Due to the ongoing reduction of most of the zinc and phosphorus from automotive motor oils in order to be compatible with catalytic converters, and the lower viscosity that is a characteristic of modern "gas saving" motor oils, Megacycle Cams has found that using the correct motor oil is a major factor in the longetivity of camshafts, and the associated cam followers.
Higher contact pressures encountered with high performance cams due to lobe design, usage of stronger springs, and high performance riding style can reduce borderline lubrication at these mating surfaces to insufficient lubrication, with the result that lack of these extreme pressure additives can create damaged components under certain circumstances.

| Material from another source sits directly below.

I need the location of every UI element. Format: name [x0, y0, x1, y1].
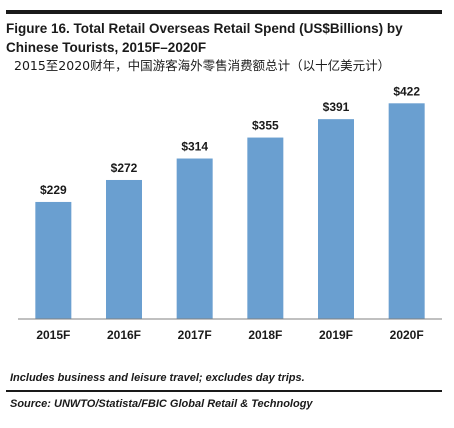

Barb Dour of Megacycle Cams specifically warns against usage of current Castrol GTX and of Mobil 1, which in her experience have resulted in a disproportionate number of badly worn cams and followers, and says best results have been encountered using the following motorcycle specific lubricants with her cams. As a matter of interest, Megacycle may void warranty if other brands than those below are used and damage has been caused by lubrication failure:
*Joe Gibbs Racing Oil
*Brad-Penn # 1
*Valvoline Motorcycle Oil
Out of all the above, our personal choice would be Valvoline, which is a high quality petroleum oil, due to good availability, low cost, and the fact that higher seepage levels are a characteristic of using a synthetic oil in older design motorcycles, but further recommendations are invited, as it is possible there are other high zinc and phosphorus content oils we are not aware of that may also do an excellent job.
At British Cycle Supply Company, for post-war 4-stroke British motorcycle engines, we recommend motorcycle specific oil with no lower a viscosity rating than SAE 50 or 20/50 (unless freezing weather is expected to be encountered, in which case a reduction to 10/40 or 40 weight can be made if necessary,) with the understanding that these engines will never be driven under load until warmed up. For engines which share their engine oil with the primary drive (Triumph/BSA triples, 70on Triumph twins, and B50s) these multigrades are fine for both, but on other than the triples, do not use a monograde on these, to avoid dragging clutches. For those bikes with a separate oil supply in the primary case, we recommend a 10/30 or 20 weight motor oil with no special "friction reducing" additives for the primary drive, which can be reduced to a 5/30 or 10 weight oil under freezing conditions.
For all gearboxes we recommend Castrol "Hypoy C" 85/90 gear oil under all conditions, and for forks, we recommend the viscosity specified by the manufacturer be used, but in a motorcycle fork oil, not in a motor oil or Automatic Transmission Fluid.
Engine and primary drive oil changes should be every 1500 to 2000 miles or annually, whichever comes first, and gearboxes and forks annually unless extremely high mileages are covered, in which case fork and gearbox oil change intervals should be more frequent.
Incidentally, all dry sump motorcycles not fitted as original with a filter can benefit from installation of a full-flow oil filter (making sure it is not installed in the feed line from the oil tank so as not to be able to restrict flow if dirty.) There are specific oil filter kits available, using the Trident/Rocket 3 element, or the Norton filter - very adaptable and inexpensive.
And finally, compact and efficient oil coolers are readily available to adapt to machines ridden in hot weather, to help prevent premature oil breakdown due to oil temperatures exceeding 250 degrees, and these can be fitted with thermostatic or manual bypass valves to avoid condensation on cool days.
In closing, attention to the correct grade and type of cool, clean oil can help ensure a long lasting and reliable British bike.